The thing is: Les Bérurier Noirs quickly gained a huge popularity with high-school students, those ones who wears long ugly dresses, have dreadlocks, who believe that anarchy means "smoking joints" and see Jim Morrison as the Greatest R'n'R Icon Of All The Time.
Anyway, Les Bérurier Noirs were much more than that. They gave to the far left wing a clear demonstration of autonomy (setting up concerts, labels, fanzine, giving to all the scene the aim to start) and an immortal chorus for anti-National Front demonstration: "La jeunesse emmerde le Front National" ("Youngster fuck The National Front", which is still much better than "If the kids are united...").
So for an overview, Les Béruriers Noirs were a dark-and-nihilist-Rudimentary Peny-lyrics-on-Cabaret Voltaire-sound, turned after a while into a Crass-meet-Crisis-meet-huge-success band.
The beginning of Les Bérurier Noirs is reaaaaalllllllly good. An absolutely amazing scary band sounding and looking like a homemade small guerrilla-unit band. A beat box called Dédé, some dry and minimalist riff and screaming of incredibly scary and aggressive lyrics: anti-psychiatrics ("I got a hole in my head/ thanks Mum, Dad! /Lobotomy, lobotomy"), sick and sordid tabloid tales, i/u/nsane manifestos haunted by death, nuclear war and fascist regimes.
Started as a duo (voice/guitars/beatbox), they quickly accepted anybody from saxophonists (Masto, ex-Lucrate Milk) to dancers, singers (something like 5 people to do a hooligan choir -including Helno, future Negresses Vertes), and a graphic designer. All that with the purpose to create a small force theatre (Ok, my translation sucks, do yours by yourself: "Petit theatre de force"), kind of street theatre (puppets, mask, dance, clowns and other hippy bullshit -you know, the stuff with iron balls and fire) mixed with class-war/anarchist politics vocabulary (they actually did a flyer calling the thievery of Dédé a “terrorist attack”) and punk rock gigs.
Of course it was something of an innocent quite post-modern carnival, but also revealed some of the ambitions of Bérurier Noir: Creating a cultural anarchist society through squat and punk culture. Something not far from Crass. So from the great ideological aim of autonomy and DIY, BxN start to deal with the myth of the "raïa" (something in between the extended band of mates and the punk community). Another French expression about those generations of punks (up to 1987, even after) is "punk à chien"; kind of pre-Grebo sub culture, made of dogs, bad beer, dodgy squats and lost kids on glue. Something not really glamorous. But honest. Bérurier Noir became the voice of this punk generation, against war, nuclear, far right, psychiatrics and, you know, all the stuff the punks fight against when they're not drunks.
And they started to sing of youth crew and unity. And quickly ONLY about that.

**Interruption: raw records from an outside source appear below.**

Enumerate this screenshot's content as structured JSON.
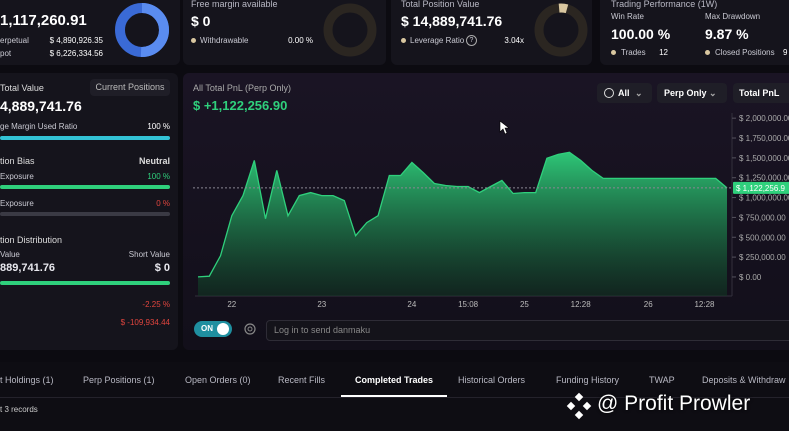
{
  "equity_card": {
    "value": "1,117,260.91",
    "rows": [
      {
        "label": "erpetual",
        "value": "$ 4,890,926.35"
      },
      {
        "label": "pot",
        "value": "$ 6,226,334.56"
      }
    ]
  },
  "margin_card": {
    "title": "Free margin available",
    "value": "$ 0",
    "row": {
      "label": "Withdrawable",
      "value": "0.00 %"
    }
  },
  "position_card": {
    "title": "Total Position Value",
    "value": "$ 14,889,741.76",
    "row": {
      "label": "Leverage Ratio",
      "help": "?",
      "value": "3.04x"
    }
  },
  "performance_card": {
    "title": "Trading Performance (1W)",
    "stats": [
      {
        "label": "Win Rate",
        "value": "100.00 %",
        "sub_label": "Trades",
        "sub_value": "12"
      },
      {
        "label": "Max Drawdown",
        "value": "9.87 %",
        "sub_label": "Closed Positions",
        "sub_value": "9"
      }
    ]
  },
  "summary": {
    "title": "Total Value",
    "button": "Current Positions",
    "value": "4,889,741.76",
    "margin": {
      "label": "ge Margin Used Ratio",
      "value": "100 %"
    },
    "bias": {
      "title": "tion Bias",
      "state": "Neutral",
      "long": {
        "label": "Exposure",
        "value": "100 %"
      },
      "short": {
        "label": "Exposure",
        "value": "0 %"
      }
    },
    "distribution": {
      "title": "tion Distribution",
      "long_label": "Value",
      "short_label": "Short Value",
      "long_value": "889,741.76",
      "short_value": "$ 0"
    },
    "pnl_pct": "-2.25 %",
    "pnl_value": "$ -109,934.44"
  },
  "pnl": {
    "filters": [
      "All",
      "Perp Only",
      "Total PnL"
    ],
    "chart_data": {
      "type": "area",
      "title": "All Total PnL (Perp Only)",
      "subtitle": "$ +1,122,256.90",
      "color": "#2fd07c",
      "categories": [
        null,
        null,
        null,
        "22",
        null,
        null,
        null,
        null,
        null,
        null,
        null,
        "23",
        null,
        null,
        null,
        null,
        null,
        null,
        null,
        "24",
        null,
        null,
        null,
        null,
        "15:08",
        null,
        null,
        null,
        null,
        "25",
        null,
        null,
        null,
        null,
        "12:28",
        null,
        null,
        null,
        null,
        null,
        "26",
        null,
        null,
        null,
        null,
        "12:28",
        null,
        null
      ],
      "values": [
        0,
        10000,
        266000,
        772000,
        1025000,
        1468000,
        734000,
        1342000,
        772000,
        1025000,
        1063000,
        1025000,
        1025000,
        962000,
        519000,
        684000,
        772000,
        1278000,
        1278000,
        1443000,
        1316000,
        1177000,
        1152000,
        1139000,
        1139000,
        1063000,
        1139000,
        1215000,
        1051000,
        1063000,
        1063000,
        1494000,
        1544000,
        1570000,
        1468000,
        1342000,
        1241000,
        1241000,
        1241000,
        1241000,
        1241000,
        1241000,
        1241000,
        1241000,
        1241000,
        1241000,
        1241000,
        1122256.9
      ],
      "current_label": "$ 1,122,256.9",
      "ylim": [
        -240000,
        2040000
      ],
      "yticks": [
        {
          "value": 0,
          "label": "$ 0.00"
        },
        {
          "value": 250000,
          "label": "$ 250,000.00"
        },
        {
          "value": 500000,
          "label": "$ 500,000.00"
        },
        {
          "value": 750000,
          "label": "$ 750,000.00"
        },
        {
          "value": 1000000,
          "label": "$ 1,000,000.00"
        },
        {
          "value": 1250000,
          "label": "$ 1,250,000.00"
        },
        {
          "value": 1500000,
          "label": "$ 1,500,000.00"
        },
        {
          "value": 1750000,
          "label": "$ 1,750,000.00"
        },
        {
          "value": 2000000,
          "label": "$ 2,000,000.00"
        }
      ]
    }
  },
  "chat": {
    "toggle": "ON",
    "placeholder": "Log in to send danmaku"
  },
  "tabs": {
    "items": [
      "t Holdings (1)",
      "Perp Positions (1)",
      "Open Orders (0)",
      "Recent Fills",
      "Completed Trades",
      "Historical Orders",
      "Funding History",
      "TWAP",
      "Deposits & Withdraw"
    ],
    "active": 4
  },
  "records": "t 3 records",
  "watermark": "@ Profit Prowler"
}
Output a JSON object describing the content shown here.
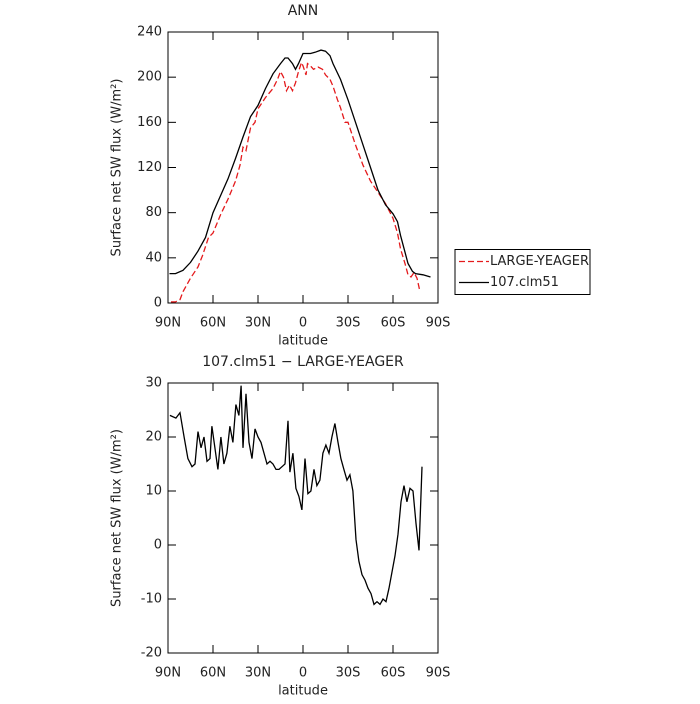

So, unfortunately, the late albums are highly unrecommended (from Souvent Fauché, Toujours Marteau, even if the half of the previous album -Abracadabroum- is... how to say that... bad.) Not only because of the lyrics, but also because of this horrible 80's heavy guitar sound. However some songs still works, like SOS, despite this close-to-stupid chorus (SOS, too many selfish on earth/SOS, War is madness... SOS, No soviet, neither US/SOS, no Islam, neither napalm/International SOS).
Just before completely becoming a French Joan Baez-with-patch-and-badge-and-dogs-and-spikes, and just at their zenith, they decided to commit suicide (read; to split) after some separation gigs. Finishing with a "Long life to free Rock"
The funniest thing is still the fact that they decided to stage a reformation (called "deformation") few years ago. And during their first gig, there started in the streets around an actual riot of punks Vs police.
Btw, on the BxN website, you can listen to all the albums/singles/tapes/compilation/flyer/.../ on streaming.